Gremio looked over his shoulder. Another ridge line stood a mile or two north of the one the Army of Franklin presently held. He jerked a thumb towards it. “I suppose we’ll make another stand there.”

“Yes, I suppose we will, too.” Florizel nodded. “We’ve hurt the southrons. They’ve hurt us, but we’ve hurt them more than a little. If we can hold off the next attack-if they can even manage another attack, tomorrow or the next day-I’d say we’ll have won ourselves a victory… and I don’t mean the kind Bell says we won at Poor Richard, either.” He made a sour face.
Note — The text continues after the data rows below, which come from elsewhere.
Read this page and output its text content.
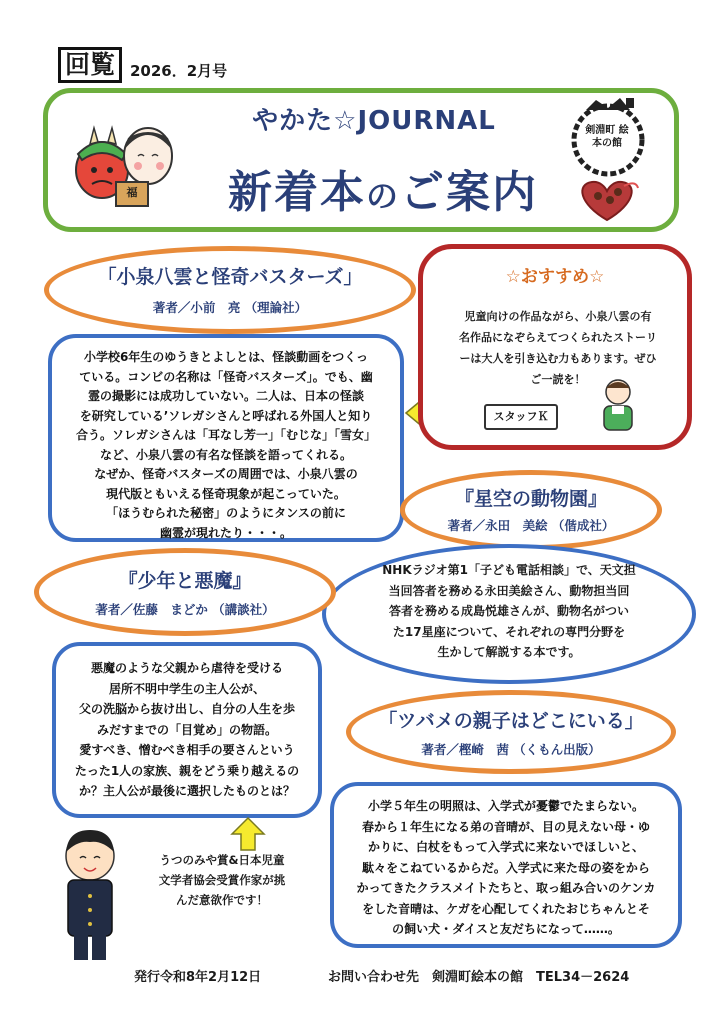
回覧	2026．2月号
やかた☆JOURNAL
新着本のご案内
福
剣淵町 絵本の館
「小泉八雲と怪奇バスターズ」
著者／小前　亮 （理論社）
小学校6年生のゆうきとよしとは、怪談動画をつくっ
ている。コンビの名称は「怪奇バスターズ」。でも、幽
霊の撮影には成功していない。二人は、日本の怪談
を研究している’ソレガシさんと呼ばれる外国人と知り
合う。ソレガシさんは「耳なし芳一」「むじな」「雪女」
など、小泉八雲の有名な怪談を語ってくれる。
なぜか、怪奇バスターズの周囲では、小泉八雲の
現代版ともいえる怪奇現象が起こっていた。
「ほうむられた秘密」のようにタンスの前に
幽霊が現れたり・・・。
☆おすすめ☆
児童向けの作品ながら、小泉八雲の有
名作品になぞらえてつくられたストーリ
ーは大人を引き込む力もあります。ぜひ
ご一読を！
スタッフＫ
『星空の動物園』
著者／永田　美絵 （偕成社）
NHKラジオ第1「子ども電話相談」で、天文担
当回答者を務める永田美絵さん、動物担当回
答者を務める成島悦雄さんが、動物名がつい
た17星座について、それぞれの専門分野を
生かして解説する本です。
『少年と悪魔』
著者／佐藤　まどか （講談社）
悪魔のような父親から虐待を受ける
居所不明中学生の主人公が、
父の洗脳から抜け出し、自分の人生を歩
みだすまでの「目覚め」の物語。
愛すべき、憎むべき相手の要さんという
たった1人の家族、親をどう乗り越えるの
か？主人公が最後に選択したものとは？
うつのみや賞&日本児童
文学者協会受賞作家が挑
んだ意欲作です！
「ツバメの親子はどこにいる」
著者／樫崎　茜 （くもん出版）
小学５年生の明照は、入学式が憂鬱でたまらない。
春から１年生になる弟の音晴が、目の見えない母・ゆ
かりに、白杖をもって入学式に来ないでほしいと、
駄々をこねているからだ。入学式に来た母の姿をから
かってきたクラスメイトたちと、取っ組み合いのケンカ
をした音晴は、ケガを心配してくれたおじちゃんとそ
の飼い犬・ダイスと友だちになって……。
発行令和8年2月12日	お問い合わせ先　剣淵町絵本の館　TEL34－2624
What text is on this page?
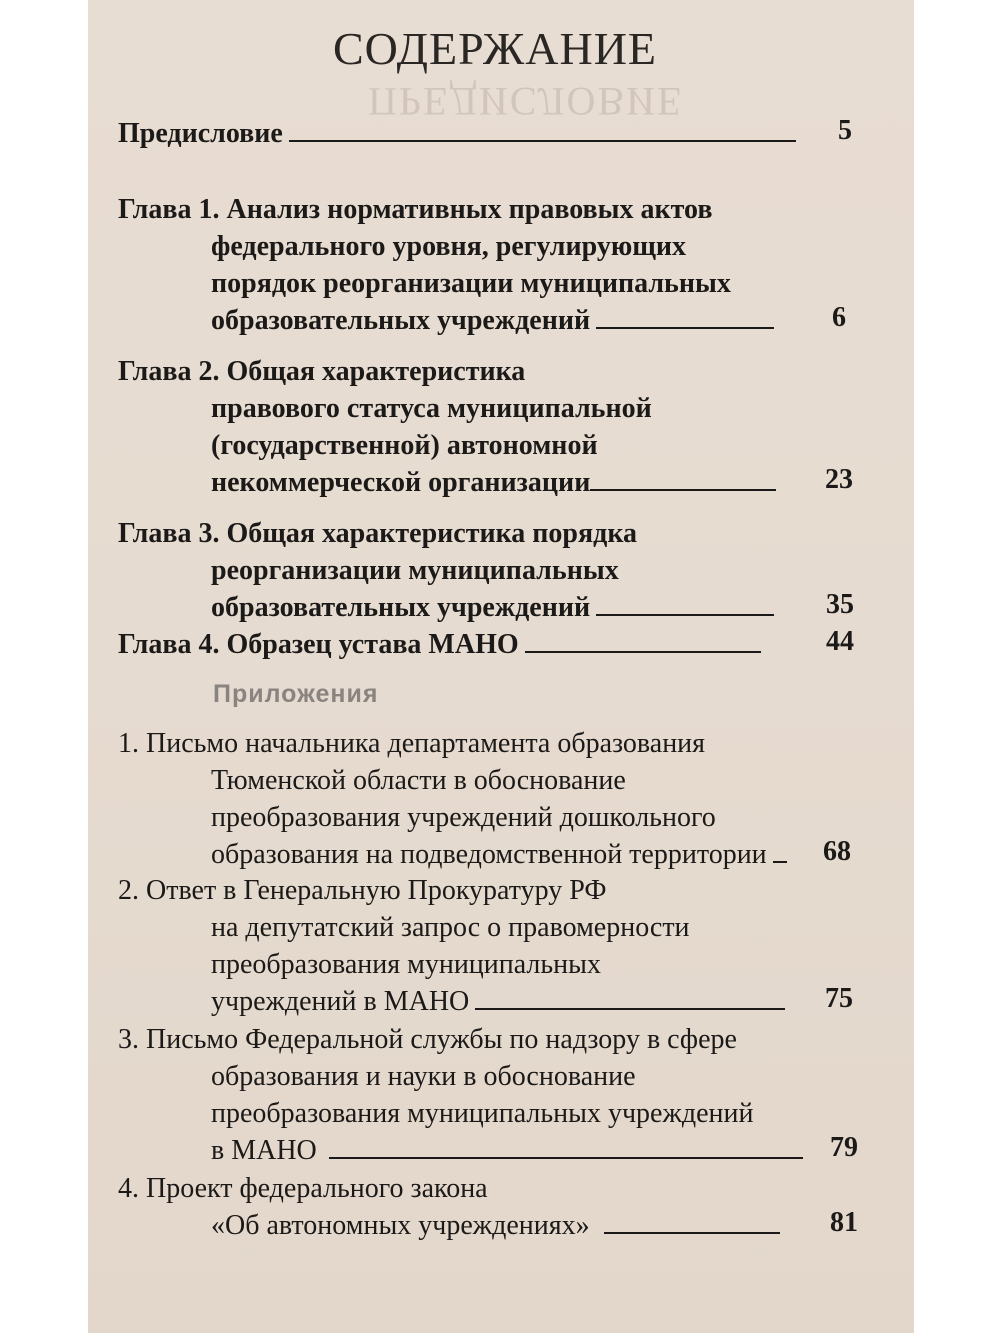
ПРЕДИСЛОВИЕ
СОДЕРЖАНИЕ
Предисловие	5
Глава 1. Анализ нормативных правовых актов
федерального уровня, регулирующих
порядок реорганизации муниципальных
образовательных учреждений	6
Глава 2. Общая характеристика
правового статуса муниципальной
(государственной) автономной
некоммерческой организации	23
Глава 3. Общая характеристика порядка
реорганизации муниципальных
образовательных учреждений	35
Глава 4. Образец устава МАНО	44
Приложения
1. Письмо начальника департамента образования
Тюменской области в обоснование
преобразования учреждений дошкольного
образования на подведомственной территории	68
2. Ответ в Генеральную Прокуратуру РФ
на депутатский запрос о правомерности
преобразования муниципальных
учреждений в МАНО	75
3. Письмо Федеральной службы по надзору в сфере
образования и науки в обоснование
преобразования муниципальных учреждений
в МАНО	79
4. Проект федерального закона
«Об автономных учреждениях»	81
“You… may be right, your Excellency.” Gremio still reckoned Florizel an optimist, but he couldn’t say for certain his superior was wrong. Florizel knew more about what was going on than he did. And even an optimist could be right some of the time-Gremio supposed. He said, “Funny how we’ve held them here, where they were supposed to be pushing hardest, but we had to give ground at the other end of the line.”

“Yes, this is a mite strange,” Colonel Florizel agreed. “Still and all, though, battle’s a funny business. What you figure will happen doesn’t, and what you don’t does.”

“That’s true. I wish it weren’t, but it is,” Gremio said.

“Has my regiment fought well, Captain?” Florizel asked.

“Yes, sir,” Gremio answered truthfully.

“Good. It’s a funny business of a different sort, you know-needing to ask about the soldiers I commanded for so long.”

“You still command us, Colonel.”

“Yes, but not that way. How about your old company? That will give you some notion of what I mean.”

“My old company is doing just fine, sir, even if it does have a sergeant in charge of it,” Gremio answered.

“Good. That’s good. You know, if you’d ever wanted to promote that Thisbe to lieutenant’s rank, I’d have done it in a heartbeat. He’s a hells of an underofficer. I saw that right away.”

“Sir, I suggested promotion more than once. Whenever I did, Sergeant Thisbe said no.”

“Ah, well. There are some like that. It’s too bad. I think he would have made a pretty fair officer, and I don’t say that about every sergeant in the regiment.”

“I know, sir. I agree. But” — Gremio shrugged- “Thisbe didn’t. Doesn’t.”

“Nothing to be done about it in that case,” Florizel said. “A pity, though.”

A panting runner came up to him from the left. “Sir, you are ordered to withdraw to the ridge line to the rear,” the messenger said. “We’ve been forced back to it on the left, and we haven’t got the men to stretch from one ridge to the other. We have to keep our line as short as we can.”

“Is that what Lieutenant General Bell says?” Gremio asked. The runner nodded.

“I can’t say he’s wrong,” Florizel observed. Gremio couldn’t say the commanding general was wrong, either. He wasn’t sure Bell was right, but, as with Florizel before, that was a different story. Florizel went on, “Prepare my regiment-I’m sorry, Captain: your regiment-for withdrawal. Make sure it can still fight while pulling back. The rest of the wing will accompany it.”

“Yes, sir,” Gremio said. “Up till now, the southrons haven’t pressed us hard. I don’t suppose they will here, either.” But why haven’t they? he wondered, and found no answer that satisfied him.